Ball powders are notoriously harder to ignite than stick or flake powders. I had the exact same experience years ago with the 303 brit and H335. No two shots were the same because of inconsistent ignition of the powder. There were seveal squibs with a bullet lodged in the barrel because the powder started to burn, then went out. Leaving the action fouled with lots of partially burned powder. Some in clumps and some that blonde colour that you found in your action. I stay away from ball powders above 30 cal. There are so many better choices.
Sounds a lot like what I experienced. Since those problems with those first rounds, I've fired about 100 30-06 reloads, 45 7.62x54R reloads and some 303 British reloads, plus some Makarov reloads on the pistol side and the 8mm Varget rounds. All using stuff stored side-by-side plus the same case of primers (minus the pistol primers), but not using this powder. So I think it's the powder. I did get the Winchester primers in, might run a small batch of the powder with that primer and see if it ignites any better, but definitely leaving it as the last rounds for a given range trip in case it induces another headache.
 
Sounds a lot like what I experienced. Since those problems with those first rounds, I've fired about 100 30-06 reloads, 45 7.62x54R reloads and some 303 British reloads, plus some Makarov reloads on the pistol side and the 8mm Varget rounds.
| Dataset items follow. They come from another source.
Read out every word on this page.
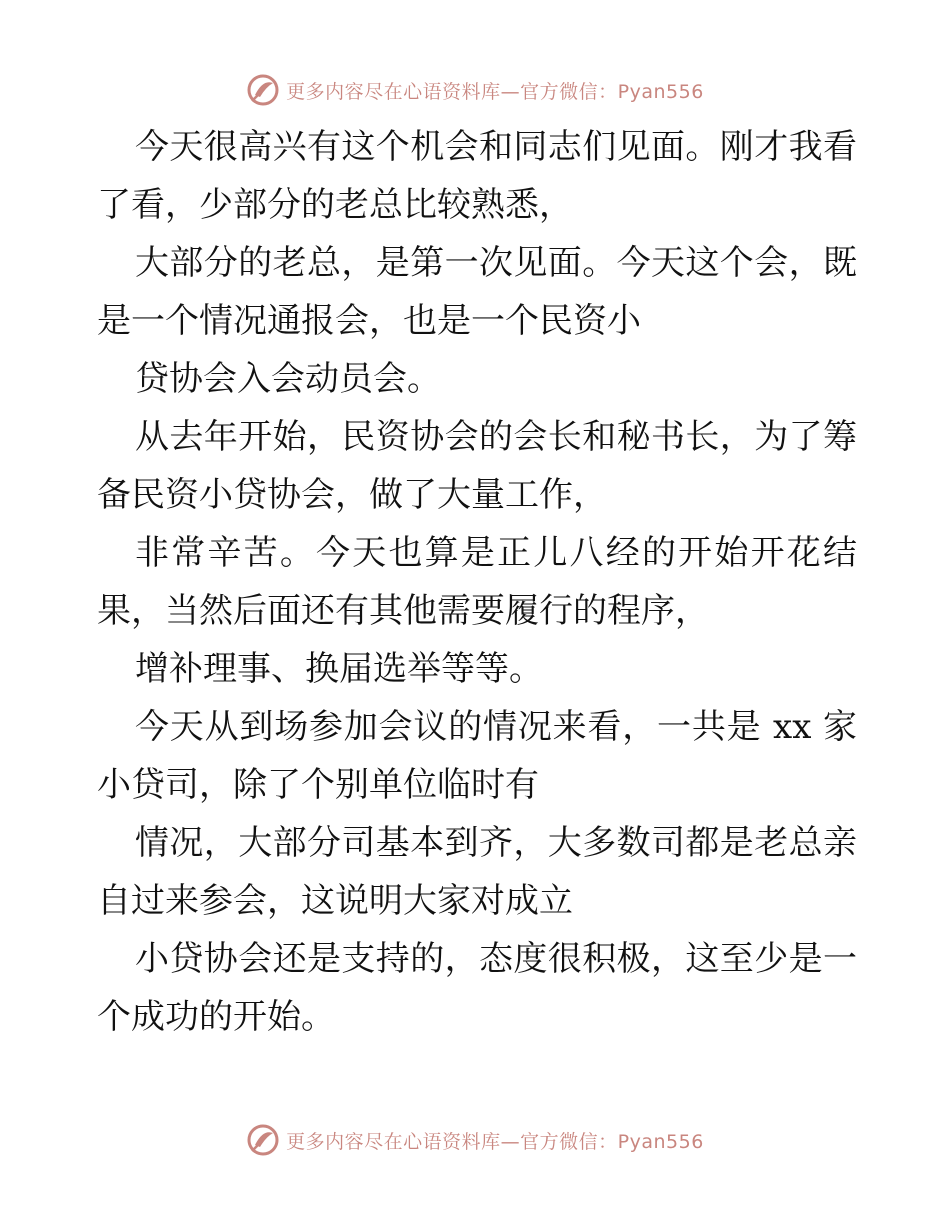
更多内容尽在心语资料库—官方微信：Pyan556

今天很高兴有这个机会和同志们见面。刚才我看了看，少部分的老总比较熟悉，

大部分的老总，是第一次见面。今天这个会，既是一个情况通报会，也是一个民资小

贷协会入会动员会。

从去年开始，民资协会的会长和秘书长，为了筹备民资小贷协会，做了大量工作，

非常辛苦。今天也算是正儿八经的开始开花结果，当然后面还有其他需要履行的程序，

增补理事、换届选举等等。

今天从到场参加会议的情况来看，一共是 xx 家小贷司，除了个别单位临时有

情况，大部分司基本到齐，大多数司都是老总亲自过来参会，这说明大家对成立

小贷协会还是支持的，态度很积极，这至少是一个成功的开始。

更多内容尽在心语资料库—官方微信：Pyan556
All using stuff stored side-by-side plus the same case of primers (minus the pistol primers), but not using this powder. So I think it's the powder. I did get the Winchester primers in, might run a small batch of the powder with that primer and see if it ignites any better, but definitely leaving it as the last rounds for a given range trip in case it induces another headache.
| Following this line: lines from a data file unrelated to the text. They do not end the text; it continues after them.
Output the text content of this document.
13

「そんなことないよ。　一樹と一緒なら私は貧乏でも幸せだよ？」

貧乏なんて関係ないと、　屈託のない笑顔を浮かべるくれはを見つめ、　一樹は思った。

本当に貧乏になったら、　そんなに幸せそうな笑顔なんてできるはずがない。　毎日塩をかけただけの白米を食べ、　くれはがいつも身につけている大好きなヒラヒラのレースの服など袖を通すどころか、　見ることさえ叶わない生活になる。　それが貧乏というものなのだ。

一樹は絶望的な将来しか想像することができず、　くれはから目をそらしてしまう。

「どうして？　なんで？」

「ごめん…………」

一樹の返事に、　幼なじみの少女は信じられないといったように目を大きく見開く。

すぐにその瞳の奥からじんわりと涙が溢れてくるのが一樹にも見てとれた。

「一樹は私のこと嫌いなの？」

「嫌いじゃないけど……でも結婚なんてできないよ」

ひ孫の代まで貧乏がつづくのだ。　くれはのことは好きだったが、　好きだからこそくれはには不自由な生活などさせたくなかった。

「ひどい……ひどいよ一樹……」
with that "bad" powder You need to recreate some Loony Tunes scenes involving trails of gun powder leading to the keg.
 
I use ball powder for all my bottleneck rifle calibers and .223 is the only one that works well with a standard primer. All calibers larger than .223 require a magnum primer or I have the same problem that you had. Magnum primers supposedly burn hotter than standard primers.
 
I use ball powder for all my bottleneck rifle calibers and .223 is the only one that works well with a standard primer. All calibers larger than .223 require a magnum primer or I have the same problem that you had. Magnum primers supposedly burn hotter than standard primers.
This is good to know. Only rifle ball powders I’ve used are TAC and H335 for 223. For 30-06 and 7.5x55 I use IMR-4064 which is like the coarsest friggin stick powder there is.